Tamsyn plucked a crab apple. She bit into it, relishing its puckering sourness; it took her mind off the thought of some innocent little girl in the vicious, defiling hands of these as yet unknown cousins.

“You'll get the bellyache if you eat too many of those,” Gabriel observed. “Anyway, from that day the colonel banned the Penhallans from his land. He's on speaking terms with the viscount, I gather. But only in public. They can't help but meet occasionally around the neighbourhood. But the twins keep out of his way.”

“What do they say in the countryside about my cou-about the twins?”

“No one has any truck with 'em. They're cowards; they think they can do whatever they like. They're Penhallans and that's all that counts.”
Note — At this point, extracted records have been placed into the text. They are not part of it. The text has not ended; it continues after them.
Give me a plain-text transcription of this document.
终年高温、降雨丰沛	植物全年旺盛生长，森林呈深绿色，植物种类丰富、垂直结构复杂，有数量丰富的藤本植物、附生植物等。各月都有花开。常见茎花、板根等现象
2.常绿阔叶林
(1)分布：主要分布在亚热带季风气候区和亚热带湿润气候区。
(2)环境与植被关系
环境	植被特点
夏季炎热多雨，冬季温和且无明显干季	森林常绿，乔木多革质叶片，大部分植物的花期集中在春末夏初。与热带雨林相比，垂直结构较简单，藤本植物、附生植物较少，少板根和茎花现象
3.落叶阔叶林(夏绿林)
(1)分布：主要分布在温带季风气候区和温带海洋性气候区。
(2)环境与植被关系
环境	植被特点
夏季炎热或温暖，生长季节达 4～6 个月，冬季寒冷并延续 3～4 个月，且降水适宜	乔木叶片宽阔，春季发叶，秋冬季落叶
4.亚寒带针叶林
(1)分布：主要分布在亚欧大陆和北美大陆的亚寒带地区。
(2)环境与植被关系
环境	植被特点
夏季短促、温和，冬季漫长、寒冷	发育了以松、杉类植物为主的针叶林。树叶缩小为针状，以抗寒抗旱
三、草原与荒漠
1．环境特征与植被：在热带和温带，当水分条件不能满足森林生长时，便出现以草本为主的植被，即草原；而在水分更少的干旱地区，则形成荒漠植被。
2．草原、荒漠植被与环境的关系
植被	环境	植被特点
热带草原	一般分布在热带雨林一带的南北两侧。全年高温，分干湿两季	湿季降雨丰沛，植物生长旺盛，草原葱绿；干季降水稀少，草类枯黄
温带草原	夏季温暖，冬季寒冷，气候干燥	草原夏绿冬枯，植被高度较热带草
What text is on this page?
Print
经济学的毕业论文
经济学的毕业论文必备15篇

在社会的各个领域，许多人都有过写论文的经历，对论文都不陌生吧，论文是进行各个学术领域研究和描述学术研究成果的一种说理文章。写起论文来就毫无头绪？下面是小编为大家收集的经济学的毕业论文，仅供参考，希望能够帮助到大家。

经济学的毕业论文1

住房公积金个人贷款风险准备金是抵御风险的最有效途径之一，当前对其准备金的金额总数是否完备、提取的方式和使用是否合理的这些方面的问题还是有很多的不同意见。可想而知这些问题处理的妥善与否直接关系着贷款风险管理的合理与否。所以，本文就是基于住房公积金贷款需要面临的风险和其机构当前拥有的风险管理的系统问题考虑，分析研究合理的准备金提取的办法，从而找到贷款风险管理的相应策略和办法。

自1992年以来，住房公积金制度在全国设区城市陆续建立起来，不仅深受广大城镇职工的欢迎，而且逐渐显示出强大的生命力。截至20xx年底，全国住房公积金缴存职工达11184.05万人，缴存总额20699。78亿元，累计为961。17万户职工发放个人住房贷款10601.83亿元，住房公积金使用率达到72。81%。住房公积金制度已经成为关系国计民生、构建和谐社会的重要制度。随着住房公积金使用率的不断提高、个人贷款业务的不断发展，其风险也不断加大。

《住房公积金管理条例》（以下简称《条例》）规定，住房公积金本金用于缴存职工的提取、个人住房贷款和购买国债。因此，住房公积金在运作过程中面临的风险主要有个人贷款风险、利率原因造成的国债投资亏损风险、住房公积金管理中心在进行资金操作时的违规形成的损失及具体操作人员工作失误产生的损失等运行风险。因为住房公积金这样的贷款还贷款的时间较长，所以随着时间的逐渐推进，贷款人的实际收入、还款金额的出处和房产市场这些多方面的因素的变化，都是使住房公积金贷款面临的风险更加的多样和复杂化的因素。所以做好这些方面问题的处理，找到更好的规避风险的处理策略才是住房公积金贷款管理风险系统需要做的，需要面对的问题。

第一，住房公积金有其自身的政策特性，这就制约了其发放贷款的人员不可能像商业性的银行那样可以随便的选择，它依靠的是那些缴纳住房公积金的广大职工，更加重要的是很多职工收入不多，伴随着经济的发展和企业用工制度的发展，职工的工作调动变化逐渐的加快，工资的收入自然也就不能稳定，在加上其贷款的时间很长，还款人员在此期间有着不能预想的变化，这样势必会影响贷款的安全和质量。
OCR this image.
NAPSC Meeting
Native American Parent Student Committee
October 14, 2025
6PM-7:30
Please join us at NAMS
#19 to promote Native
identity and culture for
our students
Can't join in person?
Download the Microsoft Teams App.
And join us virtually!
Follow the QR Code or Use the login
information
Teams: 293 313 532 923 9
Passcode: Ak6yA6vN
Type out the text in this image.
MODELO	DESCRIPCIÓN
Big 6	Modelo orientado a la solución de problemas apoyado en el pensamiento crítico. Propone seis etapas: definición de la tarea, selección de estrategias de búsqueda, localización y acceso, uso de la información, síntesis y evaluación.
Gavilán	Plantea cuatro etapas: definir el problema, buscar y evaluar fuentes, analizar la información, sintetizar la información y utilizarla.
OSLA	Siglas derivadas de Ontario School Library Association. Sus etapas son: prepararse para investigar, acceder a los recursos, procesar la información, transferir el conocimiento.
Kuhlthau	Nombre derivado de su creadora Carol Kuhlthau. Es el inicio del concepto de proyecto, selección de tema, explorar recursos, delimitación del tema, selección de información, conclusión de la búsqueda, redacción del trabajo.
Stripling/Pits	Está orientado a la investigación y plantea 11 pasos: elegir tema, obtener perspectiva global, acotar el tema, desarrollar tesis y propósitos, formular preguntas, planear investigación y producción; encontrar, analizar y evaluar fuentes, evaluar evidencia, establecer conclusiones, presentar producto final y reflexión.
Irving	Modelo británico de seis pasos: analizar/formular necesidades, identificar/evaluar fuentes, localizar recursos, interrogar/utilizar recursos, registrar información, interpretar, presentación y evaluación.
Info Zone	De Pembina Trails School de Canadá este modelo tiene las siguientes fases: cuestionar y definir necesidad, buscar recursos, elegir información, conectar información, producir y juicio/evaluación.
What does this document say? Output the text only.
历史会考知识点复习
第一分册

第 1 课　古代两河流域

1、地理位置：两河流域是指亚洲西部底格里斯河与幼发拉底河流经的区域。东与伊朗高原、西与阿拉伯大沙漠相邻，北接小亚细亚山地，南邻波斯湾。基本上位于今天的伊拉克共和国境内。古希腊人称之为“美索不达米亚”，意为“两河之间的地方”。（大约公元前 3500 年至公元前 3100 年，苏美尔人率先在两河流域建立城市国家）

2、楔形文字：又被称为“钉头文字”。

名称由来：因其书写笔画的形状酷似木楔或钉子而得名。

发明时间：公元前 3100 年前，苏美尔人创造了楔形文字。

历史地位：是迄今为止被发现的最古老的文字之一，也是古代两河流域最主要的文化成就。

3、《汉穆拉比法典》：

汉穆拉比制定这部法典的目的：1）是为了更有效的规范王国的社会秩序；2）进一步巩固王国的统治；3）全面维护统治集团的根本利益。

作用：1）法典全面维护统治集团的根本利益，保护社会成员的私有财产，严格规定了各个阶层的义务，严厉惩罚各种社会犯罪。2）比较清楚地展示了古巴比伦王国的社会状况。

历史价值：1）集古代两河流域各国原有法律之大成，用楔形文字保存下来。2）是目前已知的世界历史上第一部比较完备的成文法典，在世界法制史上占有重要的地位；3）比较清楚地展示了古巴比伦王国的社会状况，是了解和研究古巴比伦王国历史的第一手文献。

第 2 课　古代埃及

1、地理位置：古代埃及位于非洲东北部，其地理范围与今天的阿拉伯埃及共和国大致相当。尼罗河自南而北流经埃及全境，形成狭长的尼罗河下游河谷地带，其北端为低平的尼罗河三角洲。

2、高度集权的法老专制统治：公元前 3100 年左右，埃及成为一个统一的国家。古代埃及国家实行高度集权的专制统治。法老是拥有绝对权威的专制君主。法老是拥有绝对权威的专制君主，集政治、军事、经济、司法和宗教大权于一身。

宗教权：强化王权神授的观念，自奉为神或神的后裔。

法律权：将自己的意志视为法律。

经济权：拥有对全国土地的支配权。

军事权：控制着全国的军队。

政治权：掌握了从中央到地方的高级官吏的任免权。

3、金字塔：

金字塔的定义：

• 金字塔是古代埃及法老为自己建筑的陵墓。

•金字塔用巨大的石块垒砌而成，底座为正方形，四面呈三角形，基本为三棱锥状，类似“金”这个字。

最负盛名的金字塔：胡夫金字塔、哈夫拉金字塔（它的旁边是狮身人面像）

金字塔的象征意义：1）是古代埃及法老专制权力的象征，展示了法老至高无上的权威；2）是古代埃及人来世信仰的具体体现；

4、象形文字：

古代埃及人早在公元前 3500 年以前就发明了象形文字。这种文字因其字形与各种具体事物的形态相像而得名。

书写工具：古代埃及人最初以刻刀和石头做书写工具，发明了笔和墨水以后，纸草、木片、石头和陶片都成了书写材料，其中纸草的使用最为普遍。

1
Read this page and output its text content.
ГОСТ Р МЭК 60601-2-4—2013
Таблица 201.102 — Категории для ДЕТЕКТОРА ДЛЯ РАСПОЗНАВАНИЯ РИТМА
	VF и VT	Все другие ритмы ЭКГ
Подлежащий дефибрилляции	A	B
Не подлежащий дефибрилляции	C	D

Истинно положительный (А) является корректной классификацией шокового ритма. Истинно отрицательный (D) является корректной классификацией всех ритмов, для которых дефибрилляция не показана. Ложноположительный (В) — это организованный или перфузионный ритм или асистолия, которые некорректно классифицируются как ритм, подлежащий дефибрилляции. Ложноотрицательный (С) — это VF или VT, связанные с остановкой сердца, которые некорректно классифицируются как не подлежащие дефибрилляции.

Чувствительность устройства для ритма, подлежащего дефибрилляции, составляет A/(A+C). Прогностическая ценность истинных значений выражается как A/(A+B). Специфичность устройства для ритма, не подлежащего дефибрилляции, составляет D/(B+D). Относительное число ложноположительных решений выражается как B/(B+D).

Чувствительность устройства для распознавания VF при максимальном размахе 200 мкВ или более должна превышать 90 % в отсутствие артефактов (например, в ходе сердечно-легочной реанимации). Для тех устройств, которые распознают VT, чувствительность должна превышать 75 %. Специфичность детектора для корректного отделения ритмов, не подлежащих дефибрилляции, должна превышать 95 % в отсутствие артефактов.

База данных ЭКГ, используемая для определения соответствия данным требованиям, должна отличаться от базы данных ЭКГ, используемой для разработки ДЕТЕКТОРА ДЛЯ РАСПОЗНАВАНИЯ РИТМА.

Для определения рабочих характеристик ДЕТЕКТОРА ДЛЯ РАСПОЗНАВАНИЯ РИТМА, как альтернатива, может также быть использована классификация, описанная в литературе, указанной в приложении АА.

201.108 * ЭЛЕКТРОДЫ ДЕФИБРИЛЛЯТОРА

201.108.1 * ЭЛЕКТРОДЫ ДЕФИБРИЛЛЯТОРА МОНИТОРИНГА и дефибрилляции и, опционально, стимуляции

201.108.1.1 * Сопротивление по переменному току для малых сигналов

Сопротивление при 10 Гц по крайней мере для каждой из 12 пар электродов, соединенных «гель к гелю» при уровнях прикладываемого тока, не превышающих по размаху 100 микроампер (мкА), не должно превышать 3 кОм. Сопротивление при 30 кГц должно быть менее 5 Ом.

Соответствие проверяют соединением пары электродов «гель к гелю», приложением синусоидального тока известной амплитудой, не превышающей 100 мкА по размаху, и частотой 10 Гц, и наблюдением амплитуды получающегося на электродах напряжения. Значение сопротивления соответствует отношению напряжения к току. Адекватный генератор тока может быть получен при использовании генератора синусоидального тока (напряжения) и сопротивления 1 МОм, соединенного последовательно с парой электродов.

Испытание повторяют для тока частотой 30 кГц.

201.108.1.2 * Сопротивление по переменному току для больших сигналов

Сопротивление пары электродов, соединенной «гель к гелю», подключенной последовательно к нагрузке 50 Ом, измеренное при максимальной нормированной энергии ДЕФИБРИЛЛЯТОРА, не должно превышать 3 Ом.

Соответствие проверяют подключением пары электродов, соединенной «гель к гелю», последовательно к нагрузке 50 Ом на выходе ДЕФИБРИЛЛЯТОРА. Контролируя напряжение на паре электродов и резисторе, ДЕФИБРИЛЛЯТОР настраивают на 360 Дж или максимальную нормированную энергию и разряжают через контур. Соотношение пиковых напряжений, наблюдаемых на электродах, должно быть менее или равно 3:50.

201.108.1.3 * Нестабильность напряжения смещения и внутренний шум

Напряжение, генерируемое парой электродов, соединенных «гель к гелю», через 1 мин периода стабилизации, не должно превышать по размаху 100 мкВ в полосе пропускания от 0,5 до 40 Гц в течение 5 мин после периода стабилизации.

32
“Cecile said that was exactly what Cedric believed,” Tamsyn said thoughtfully. “No one could touch a Penhallan except himself”

“Well, we'll be changing that, little girl,” Gabriel said, deceptively mild.

Tamsyn looked up at him and her eyes were almost black. “Yes,” she said. “We'll bring them down, Gabriel. For Cecile, and for that girl.”

She shivered suddenly, despite the sultry warmth in the orchard, as she thought of the two horsemen on the cliff. Two horsemen. Twins? Cousins? Watching her?

Cedric had seen her once. Had that one brief glimpse been sufficient to arouse his curiosity?